Highways England schaltet die Autobahnbeleuchtung wieder ein

[ad_1]

Highways England schaltet die Lichter wieder an

Highways England beendet seine Politik, einige Autobahnbeleuchtungen zwischen Mitternacht und 5 Uhr morgens auszuschalten.

Das staatliche Unternehmen hält diese Richtlinie seit 2009 auf 100 Meilen des Straßennetzes aufrecht. Einem kürzlich veröffentlichten Bericht zufolge stieg die Unfallrate in „beleuchteten“ Abschnitten jedoch um 88 Prozent. Dazu gehörten sowohl eine nicht funktionierende als auch eine ausgeschaltete Beleuchtung. Das ist ein Anstieg von 93 auf 175 Opfer zwischen 2010 und 2017.

Laut Highways England endete die Abschaltpolitik im Jahr 2018. Dies liegt an der Installation effizienterer LED-Leuchten und vermutlich an den vernachlässigbaren Einsparungen, die eine Abschaltung mit sich bringen würde. Es ist nicht noch verknüpfte den Widerruf der Abschaltung mit Sicherheitsbedenken.

Highways England schaltet die Lichter wieder an

„Sicherheit hat für uns oberste Priorität“, sagte erWerbung für Verkehrssicherheit Richard Leonard.

„Auf unseren Straßen beleuchten wir, was beleuchtet werden muss, und wir wissen, wo sich diese Orte befinden.
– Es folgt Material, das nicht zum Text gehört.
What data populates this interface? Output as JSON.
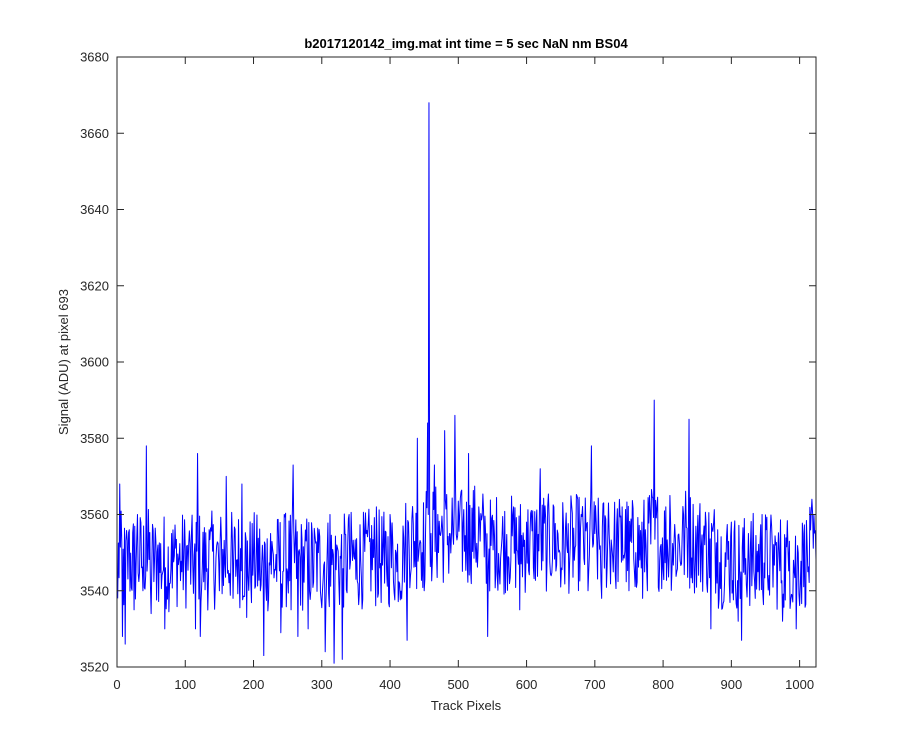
{
  "chart_data": {
    "type": "line",
    "title": "b2017120142_img.mat int time = 5 sec  NaN nm BS04",
    "xlabel": "Track Pixels",
    "ylabel": "Signal (ADU) at pixel 693",
    "xlim": [
      0,
      1024
    ],
    "ylim": [
      3520,
      3680
    ],
    "xticks": [
      0,
      100,
      200,
      300,
      400,
      500,
      600,
      700,
      800,
      900,
      1000
    ],
    "yticks": [
      3520,
      3540,
      3560,
      3580,
      3600,
      3620,
      3640,
      3660,
      3680
    ],
    "grid": false,
    "legend": "none",
    "series": [
      {
        "color": "#0000ff",
        "n_points": 1024,
        "x_start": 1,
        "x_step": 1,
        "keypoints": [
          [
            1,
            3538
          ],
          [
            4,
            3568
          ],
          [
            8,
            3528
          ],
          [
            12,
            3526
          ],
          [
            18,
            3556
          ],
          [
            25,
            3535
          ],
          [
            30,
            3560
          ],
          [
            38,
            3540
          ],
          [
            43,
            3578
          ],
          [
            50,
            3534
          ],
          [
            60,
            3552
          ],
          [
            70,
            3530
          ],
          [
            80,
            3555
          ],
          [
            95,
            3545
          ],
          [
            105,
            3552
          ],
          [
            115,
            3530
          ],
          [
            118,
            3576
          ],
          [
            122,
            3528
          ],
          [
            135,
            3556
          ],
          [
            150,
            3540
          ],
          [
            160,
            3570
          ],
          [
            170,
            3538
          ],
          [
            183,
            3568
          ],
          [
            190,
            3533
          ],
          [
            200,
            3550
          ],
          [
            210,
            3540
          ],
          [
            215,
            3523
          ],
          [
            225,
            3555
          ],
          [
            240,
            3529
          ],
          [
            245,
            3560
          ],
          [
            255,
            3535
          ],
          [
            258,
            3573
          ],
          [
            265,
            3528
          ],
          [
            275,
            3551
          ],
          [
            280,
            3530
          ],
          [
            295,
            3550
          ],
          [
            305,
            3524
          ],
          [
            312,
            3560
          ],
          [
            318,
            3521
          ],
          [
            322,
            3552
          ],
          [
            330,
            3522
          ],
          [
            340,
            3560
          ],
          [
            350,
            3543
          ],
          [
            365,
            3555
          ],
          [
            380,
            3562
          ],
          [
            392,
            3542
          ],
          [
            400,
            3560
          ],
          [
            410,
            3545
          ],
          [
            420,
            3554
          ],
          [
            425,
            3527
          ],
          [
            440,
            3580
          ],
          [
            447,
            3550
          ],
          [
            450,
            3540
          ],
          [
            455,
            3584
          ],
          [
            456,
            3560
          ],
          [
            457,
            3668
          ],
          [
            458,
            3560
          ],
          [
            460,
            3555
          ],
          [
            465,
            3573
          ],
          [
            470,
            3560
          ],
          [
            480,
            3582
          ],
          [
            487,
            3555
          ],
          [
            495,
            3586
          ],
          [
            502,
            3560
          ],
          [
            515,
            3576
          ],
          [
            530,
            3562
          ],
          [
            540,
            3555
          ],
          [
            543,
            3528
          ],
          [
            555,
            3545
          ],
          [
            570,
            3550
          ],
          [
            580,
            3560
          ],
          [
            590,
            3535
          ],
          [
            600,
            3558
          ],
          [
            610,
            3546
          ],
          [
            620,
            3572
          ],
          [
            630,
            3548
          ],
          [
            640,
            3562
          ],
          [
            650,
            3541
          ],
          [
            660,
            3550
          ],
          [
            670,
            3548
          ],
          [
            680,
            3560
          ],
          [
            690,
            3540
          ],
          [
            695,
            3578
          ],
          [
            700,
            3555
          ],
          [
            710,
            3538
          ],
          [
            720,
            3563
          ],
          [
            730,
            3544
          ],
          [
            740,
            3562
          ],
          [
            750,
            3540
          ],
          [
            760,
            3550
          ],
          [
            770,
            3538
          ],
          [
            780,
            3565
          ],
          [
            787,
            3590
          ],
          [
            795,
            3548
          ],
          [
            810,
            3565
          ],
          [
            820,
            3545
          ],
          [
            830,
            3560
          ],
          [
            838,
            3585
          ],
          [
            845,
            3548
          ],
          [
            860,
            3557
          ],
          [
            870,
            3530
          ],
          [
            880,
            3556
          ],
          [
            890,
            3542
          ],
          [
            900,
            3558
          ],
          [
            910,
            3532
          ],
          [
            915,
            3527
          ],
          [
            925,
            3555
          ],
          [
            935,
            3538
          ],
          [
            945,
            3560
          ],
          [
            955,
            3544
          ],
          [
            965,
            3552
          ],
          [
            975,
            3532
          ],
          [
            985,
            3553
          ],
          [
            995,
            3530
          ],
          [
            1005,
            3555
          ],
          [
            1012,
            3545
          ],
          [
            1018,
            3564
          ],
          [
            1024,
            3548
          ]
        ]
      }
    ]
  }
}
Wir haben ein besseres Verständnis dafür, wo nächtliche Kollisionen auftreten und welche Auswirkungen die Straßenbeleuchtung haben würde. Das bedeutet, dass wir die Beleuchtung gezielt dort einsetzen können, wo sie benötigt wird, anstatt überall Lichter anzubringen.

„Wir sind fest entschlossen, die Zahl der Todesfälle und Verletzungen auf Englands Autobahnen und Hauptstraßen weiter zu senken. Dies erfordert langfristig konzertierte Anstrengungen und Investitionen.“

Sind beleuchtete Bereiche mehr gefährlich?

Highways England schaltet die Lichter wieder an

  • Laut Highways England ist der verbesserte M6 30 Prozent sicherer

Umgekehrt weist das Unternehmen darauf hin, dass seine Daten darauf hindeuten, dass „die Wahrscheinlichkeit, in einen Unfall mit Unfall verwickelt zu werden, auf einem beleuchteten Straßenabschnitt höher ist“. Dies könnte jedoch daran liegen, dass die Bereiche, die sie beleuchten, vergleichsweise gefährlicher sind.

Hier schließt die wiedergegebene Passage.